Unbroken: The Appeal of the Unknown
Now we're getting into the movies nobody's seen yet. Which are all perfect unformed creatures with zero flaws and limitless possibility. These are always the slam-dunk contenders ... until people see them. This one looks better than most, with subject material (World War II, indomitable human spirit) that screams "awards movie" and Angelina Jolie in the director's chair. If it's good, if it's as rousing as the trailers suggest it might be, who wouldn't want to see Jolie come out on top? In many ways, this is the sight-unseen version of the Imitation Game argument: It looks very good on paper. Cynics will point to Jolie and recall names like Affleck, Redford, and Costner, actor-turned-directors whose fame pushed them to Oscar wins past more seasoned auteurs. The formula doesn't always add up. Robert De Niro is as Oscar-approved an actor as they get, and folks predicted the same kind of success for his The Good Shepherd in 2006. That wasn't even a bad movie, but it just didn't connect. There are no guarantees.

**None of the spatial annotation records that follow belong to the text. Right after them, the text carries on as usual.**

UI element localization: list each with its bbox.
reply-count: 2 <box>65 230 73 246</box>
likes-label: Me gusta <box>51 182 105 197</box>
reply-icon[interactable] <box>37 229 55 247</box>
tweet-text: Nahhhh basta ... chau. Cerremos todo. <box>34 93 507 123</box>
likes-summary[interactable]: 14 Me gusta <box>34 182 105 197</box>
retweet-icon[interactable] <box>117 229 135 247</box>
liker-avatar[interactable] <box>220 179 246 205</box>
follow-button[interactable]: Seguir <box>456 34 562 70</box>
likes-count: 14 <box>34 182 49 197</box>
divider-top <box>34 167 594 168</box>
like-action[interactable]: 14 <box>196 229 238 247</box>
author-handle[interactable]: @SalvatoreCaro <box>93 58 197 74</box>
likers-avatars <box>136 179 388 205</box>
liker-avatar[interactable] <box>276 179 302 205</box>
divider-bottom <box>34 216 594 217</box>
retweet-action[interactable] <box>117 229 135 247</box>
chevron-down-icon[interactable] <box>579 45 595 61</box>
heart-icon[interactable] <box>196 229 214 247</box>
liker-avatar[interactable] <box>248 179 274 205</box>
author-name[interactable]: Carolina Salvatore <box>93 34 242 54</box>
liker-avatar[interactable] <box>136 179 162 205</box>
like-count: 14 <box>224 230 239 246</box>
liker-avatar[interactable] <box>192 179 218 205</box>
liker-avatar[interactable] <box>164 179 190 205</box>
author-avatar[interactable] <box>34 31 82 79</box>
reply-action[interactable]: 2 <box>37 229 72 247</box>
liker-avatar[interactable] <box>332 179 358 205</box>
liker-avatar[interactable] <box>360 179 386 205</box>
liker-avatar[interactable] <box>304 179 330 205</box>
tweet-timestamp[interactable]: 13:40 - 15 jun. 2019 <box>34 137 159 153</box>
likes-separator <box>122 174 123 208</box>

Interstellar: The Hopeful Goliath
Effects-heavy blockbusters usually have a hard time summoning the requisite respect points to gain entry into the Best Picture field. They usually need that extra element of chin-stroking thoughtfulness to get there. Christopher Nolan couldn't manage to do it with The Dark Knight, and while Inception made the Best Picture top ten in 2010, he was shut out of an expected Best Director nod. In order to bring the top Oscar home for his latest, Nolan will have to do better with the Academy than he ever has. With Boyhood and Whiplash in the mix, the field is flush with Davids. Interstellar is the last possible Goliath that could stomp down the road, monster box-office and breathless reviews in its wake. Nobody but the most select VIPs have seen the film yet, and they're not talking. With no planned roll-out, this one will either be an unstoppable monster from the break ... or it won't.
American Sniper: The Gruff American Lies in Wait
Clint Eastwood has done this before. In 2004, when it seemed like Martin Scorsese had prestiged his way to an Oscar win for The Aviator, Eastwood released Million Dollar Baby at the very end of the year, built up momentum for a little story about a female boxer and her wizened trainer, and took the top prize in a photo finish. Since then, that gambit has been attempted a few more times, once successfully (Letters from Iwo Jima snagged what many thought was Dreamgirls' Best Picture nomination in 2006), many more times not (recall Gran Torino or Invictus). With American Sniper, he's got red-hot Bradley Cooper, fresh off back-to-back nominations, playing real-life Navy SEAL Chris Kyle. This seems like the kind of dad-appeal movie that Eastwood works best in, but it's also hard to imagine the public (or awards voters) being overly eager for movies about military conflict in the Middle East these days. It's a long shot (no pun intended), but with a December 25th opening, it will be the last shot fired (okay, that pun was intended).